Keine Zensur gefordert

Harari hat nur das Prinzip von Verschwörungstheorien erklärt

22.8.2023, 12:22 (CEST)

Verschwörungstheorien bieten oft einfache Erklärungen für komplexe Probleme. Davor zu warnen, bedeutet aber nicht, eine Zensur zu fordern.

Ist die Welt ganz anders, als es uns erscheint? In den vergangenen Jahren haben Verschwörungstheorien zum Weltgeschehen besonders in den sozialen Netzwerken Zulauf bekommen. Laut einem Facebook-Post soll der Historiker Yuval Harari nun gefordert haben, «sogenannte "Verschwörungstheoretiker" aus dem Internet zu verbannen», weil sie glauben, dass «eine globale Clique von Eliten die Welt kontrolliert». Was ist da dran?

Bewertung

Harari hat nichts dergleichen gesagt. Er sprach in einem Podcast über die Gefahr, die von Verschwörungstheorien ausgeht. An keiner Stelle hat er sich dazu geäußert, Verschwörungstheoretiker aus dem Internet zu verbannen.

Fakten

Die Behauptung geht auf einen Artikel der Webseite «Azernews» zurück. Dort wird berichtet, Harari habe in einem Podcast die Theorie einer im Verborgenen agierenden Elite als «gefährlich» bezeichnet. Die Annahme sei darum so attraktiv, weil sie so einfach sei: Sobald man sich dieser Gruppe entledige, wären alle Probleme der Welt gelöst. Nicht einmal in dem Artikel wird also behauptet, Harari wolle Verschwörungstheoretiker aus dem Internet verbannen.

Der Podcast (Downloadlink), in dem Yuval Harari sprach, ist ebenso vollständig im Netz zu finden, wie das zugehörige Transkript. Im Abschnitt über Verschwörungstheorien erklärt der Historiker die Theorie von der «globalen Kabale». Diese trete in verschiedenen Variationen auf, besage aber im Prinzip, dass eine kleine Gruppe im Geheimen das Weltgeschehen kontrolliere: Kriege, Revolutionen, Epidemien oder die 5G-Technologie seien einzig auf diese Personengruppe zurückzuführen.

Diese Erklärung ermögliche es den Menschen, alle Verantwortung für schlimme Dinge auf diese Gruppe abzuwälzen. «Außerdem wird dadurch diese utopische Fantasie geschaffen: "Wenn wir nur die kleine Kabale loswerden, haben wir alle Probleme der Welt gelöst. Die Erlösung." Der israelisch-palästinensische Konflikt, der Krieg in der Ukraine, die Epidemien, die Armut, alles wird gelöst, indem man diese kleine Kabale ausschaltet.», beschrieb Harari in dem Podcast das Prinzip hinter dieser Verschwörungstheorie.

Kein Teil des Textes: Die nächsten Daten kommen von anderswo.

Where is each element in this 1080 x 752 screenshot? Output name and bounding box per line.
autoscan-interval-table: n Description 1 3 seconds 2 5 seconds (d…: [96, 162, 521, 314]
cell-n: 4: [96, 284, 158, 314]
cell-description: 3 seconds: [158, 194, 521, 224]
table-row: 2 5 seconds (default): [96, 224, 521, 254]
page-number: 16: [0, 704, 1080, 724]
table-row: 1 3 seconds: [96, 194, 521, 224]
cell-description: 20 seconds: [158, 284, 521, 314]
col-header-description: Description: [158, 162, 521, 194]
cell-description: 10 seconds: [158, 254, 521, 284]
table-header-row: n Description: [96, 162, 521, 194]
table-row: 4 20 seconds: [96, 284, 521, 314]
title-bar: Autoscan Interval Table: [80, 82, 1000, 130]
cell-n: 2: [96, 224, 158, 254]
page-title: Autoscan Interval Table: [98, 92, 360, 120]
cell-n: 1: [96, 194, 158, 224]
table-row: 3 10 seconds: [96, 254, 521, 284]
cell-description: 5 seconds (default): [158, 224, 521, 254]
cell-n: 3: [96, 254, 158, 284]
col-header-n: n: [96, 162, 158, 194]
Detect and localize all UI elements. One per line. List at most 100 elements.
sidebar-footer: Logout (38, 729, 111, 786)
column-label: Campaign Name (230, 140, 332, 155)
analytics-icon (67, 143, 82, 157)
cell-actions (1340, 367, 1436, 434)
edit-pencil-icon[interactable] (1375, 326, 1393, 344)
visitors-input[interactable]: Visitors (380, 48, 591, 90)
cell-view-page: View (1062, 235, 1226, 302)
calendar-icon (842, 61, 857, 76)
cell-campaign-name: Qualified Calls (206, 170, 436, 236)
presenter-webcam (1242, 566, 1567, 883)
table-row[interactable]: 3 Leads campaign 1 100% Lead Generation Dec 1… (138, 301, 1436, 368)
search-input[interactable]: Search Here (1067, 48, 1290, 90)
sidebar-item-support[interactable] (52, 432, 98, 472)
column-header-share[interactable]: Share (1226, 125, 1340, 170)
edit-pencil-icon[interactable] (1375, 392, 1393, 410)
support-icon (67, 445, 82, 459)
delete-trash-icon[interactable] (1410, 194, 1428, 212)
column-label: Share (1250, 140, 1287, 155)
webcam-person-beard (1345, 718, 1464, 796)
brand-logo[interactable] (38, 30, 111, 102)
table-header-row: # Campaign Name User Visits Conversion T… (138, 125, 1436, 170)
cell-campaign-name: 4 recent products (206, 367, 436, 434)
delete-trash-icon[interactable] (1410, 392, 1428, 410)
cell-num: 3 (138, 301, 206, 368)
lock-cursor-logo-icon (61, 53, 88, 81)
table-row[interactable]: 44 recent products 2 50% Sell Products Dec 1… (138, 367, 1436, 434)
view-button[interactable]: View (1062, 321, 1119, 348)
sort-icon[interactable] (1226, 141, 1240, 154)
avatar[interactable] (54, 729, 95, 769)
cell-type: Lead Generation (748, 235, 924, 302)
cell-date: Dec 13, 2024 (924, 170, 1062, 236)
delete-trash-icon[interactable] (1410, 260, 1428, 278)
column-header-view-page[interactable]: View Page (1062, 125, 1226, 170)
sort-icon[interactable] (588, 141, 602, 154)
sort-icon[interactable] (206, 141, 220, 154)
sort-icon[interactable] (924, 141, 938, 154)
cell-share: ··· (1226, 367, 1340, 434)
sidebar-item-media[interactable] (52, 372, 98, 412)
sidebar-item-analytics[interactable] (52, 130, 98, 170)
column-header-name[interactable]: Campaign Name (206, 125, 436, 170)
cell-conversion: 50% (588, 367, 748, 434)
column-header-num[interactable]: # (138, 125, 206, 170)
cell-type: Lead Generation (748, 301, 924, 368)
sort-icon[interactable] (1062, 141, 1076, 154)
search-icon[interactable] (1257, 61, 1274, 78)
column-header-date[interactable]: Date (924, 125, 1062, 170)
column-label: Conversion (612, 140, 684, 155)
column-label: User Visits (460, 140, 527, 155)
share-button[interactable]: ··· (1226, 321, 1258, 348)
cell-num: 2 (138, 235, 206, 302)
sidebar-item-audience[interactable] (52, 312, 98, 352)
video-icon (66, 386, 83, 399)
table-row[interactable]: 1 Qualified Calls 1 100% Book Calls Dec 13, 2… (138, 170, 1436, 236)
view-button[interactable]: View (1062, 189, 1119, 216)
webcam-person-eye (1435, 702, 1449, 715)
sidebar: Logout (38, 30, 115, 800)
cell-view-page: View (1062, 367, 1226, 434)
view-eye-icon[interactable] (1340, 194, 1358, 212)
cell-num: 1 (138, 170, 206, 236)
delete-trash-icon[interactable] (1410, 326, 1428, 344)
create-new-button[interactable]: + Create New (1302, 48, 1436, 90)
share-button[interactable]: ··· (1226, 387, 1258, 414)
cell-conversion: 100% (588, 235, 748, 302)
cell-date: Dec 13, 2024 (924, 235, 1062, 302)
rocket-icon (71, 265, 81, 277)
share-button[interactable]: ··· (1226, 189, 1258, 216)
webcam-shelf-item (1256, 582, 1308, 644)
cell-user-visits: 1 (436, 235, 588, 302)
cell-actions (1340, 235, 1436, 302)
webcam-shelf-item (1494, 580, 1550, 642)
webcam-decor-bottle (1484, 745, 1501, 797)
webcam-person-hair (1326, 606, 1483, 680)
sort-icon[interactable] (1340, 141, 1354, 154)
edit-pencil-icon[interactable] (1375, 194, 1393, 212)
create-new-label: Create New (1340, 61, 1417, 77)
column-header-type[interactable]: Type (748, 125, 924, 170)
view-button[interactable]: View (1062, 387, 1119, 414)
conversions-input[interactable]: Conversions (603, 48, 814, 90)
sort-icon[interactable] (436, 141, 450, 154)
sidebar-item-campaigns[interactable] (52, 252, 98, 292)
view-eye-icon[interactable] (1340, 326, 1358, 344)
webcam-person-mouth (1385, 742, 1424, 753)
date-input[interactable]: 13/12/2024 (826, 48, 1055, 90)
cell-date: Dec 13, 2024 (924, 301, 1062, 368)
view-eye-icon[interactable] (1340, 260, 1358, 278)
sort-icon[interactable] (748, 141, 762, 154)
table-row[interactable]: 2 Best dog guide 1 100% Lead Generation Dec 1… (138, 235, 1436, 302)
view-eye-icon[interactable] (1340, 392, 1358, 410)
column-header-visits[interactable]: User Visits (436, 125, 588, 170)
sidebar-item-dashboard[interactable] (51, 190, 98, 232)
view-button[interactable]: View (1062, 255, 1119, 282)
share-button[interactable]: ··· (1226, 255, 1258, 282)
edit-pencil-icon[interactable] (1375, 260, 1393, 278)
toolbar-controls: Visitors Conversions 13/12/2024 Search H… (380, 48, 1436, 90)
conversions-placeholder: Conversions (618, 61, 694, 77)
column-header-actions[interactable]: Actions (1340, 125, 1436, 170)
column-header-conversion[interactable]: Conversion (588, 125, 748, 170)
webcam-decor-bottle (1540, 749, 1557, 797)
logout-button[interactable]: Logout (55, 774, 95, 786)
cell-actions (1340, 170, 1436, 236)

Der Historiker sprach allerdings an keiner Stelle davon, die Urheber oder Verbreiter solcher Theorien aus dem Internet verbannen zu wollen. Im Gegenteil zeigt er sogar ein gewisses Verständnis dafür: So zeigten Verschwörungstheorien authentisch die Angst vieler Menschen, die Kontrolle über ihr Leben zu verlieren. Außerdem glaubten viele ernsthaft daran, dahinter stecke kein böser Wille.

Dass er selbst nun Teil solcher Konstrukte sei, frustriere ihn. Er habe das Gefühl, dass die Leute die richtigen Absichten und «eine Nervosität, eine Angst vor Macht und Machtmissbrauch» haben – «ich habe die auch». Aus Hararis Sicht stelle sich vielmehr die Frage, ob man sein Leben damit verbringen wolle, Hass zu verbreiten oder seine Energie auf konstruktive Projekte zu verwenden, um etwas zu bewegen.

(Stand: 21.8.2023)

Links

Facebook-Post(archiviert)

Artikel bei «Azernews»(archiviert)

Video zum Podcast (Downloadlink)(archiviert)

Transkript zum Podcast (archiviert)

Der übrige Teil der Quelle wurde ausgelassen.